A Union Pacific freight train derailed early Sunday morning in Alton. The derailment occurred on as a railroad bridge crossing the Floyd River collapsed, sending rail cars into the flooded waters on the north side of town.
According to Sioux County Emergency Management Director Nate Huizenga, the call came in from a Union Pacific conductor at about 4 a.m.
“It was dark yet and he just knew that the bridge probably had failed,” he said. “…The main thing was just to keep a perimeter and wait for the sun to come up and see what the damage was.”
Alton Fire Chief Quentin Van Es said authorities soon learned there were no hazardous materials in the derailed cars.
“We basically had bulk, gravity-flow containers with sand in them,” Van Es said. “And there was probably one tanker in there with a little bit of soy oil in it.”
Union Pacific crews were on the scene Sunday, assessing the damage, evaluating what could be salvaged and how much clean-up was required.
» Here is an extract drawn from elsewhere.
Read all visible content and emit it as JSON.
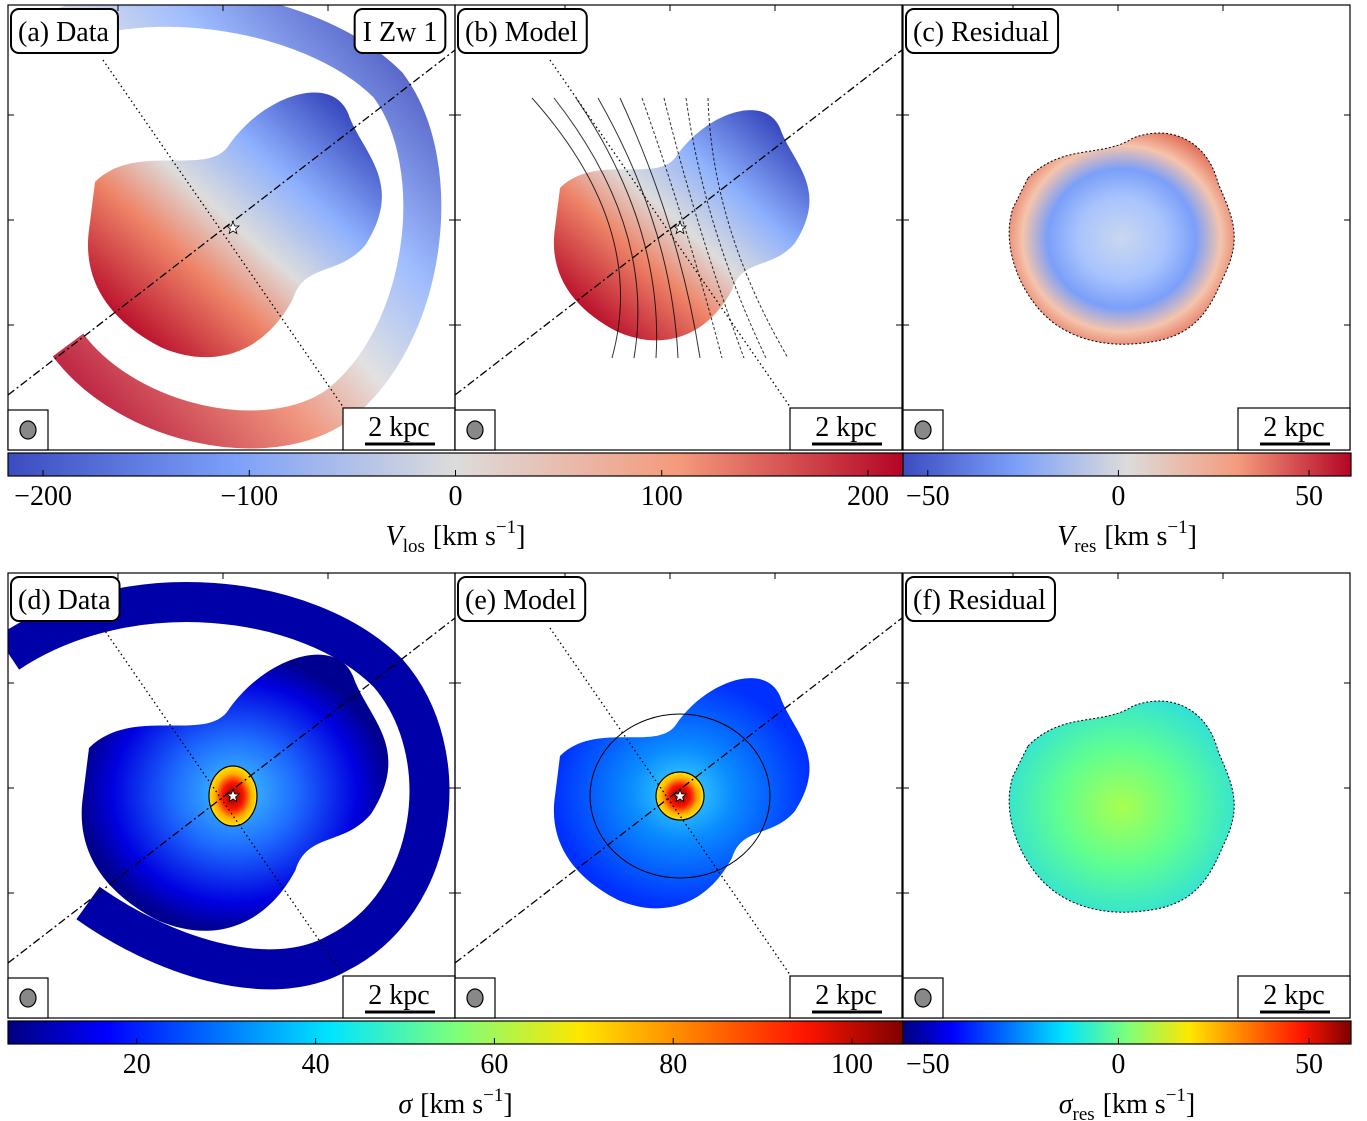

Van Es said Union Pacific crew indicated it could take up to two weeks to clean up the site. As heavy construction equipment arrives and moves around Alton, Van Es said a number of streets in Alton will be barricaded.
“Barricades are there for a reason,” he said. “It’s not just that we want to keep people out. I know everybody wants to see something because it doesn’t happen every day in a small town, but we do need to keep everybody safe and look after what these guys are doing and make sure they can do their job.”
No injuries were reported in the accident and evacuations were not necessary. The total number of rail cars is still unknown, as is the number of derailed cars. This is the second train derailment in northwest Iowa this year. Both derailments occurred during flood conditions.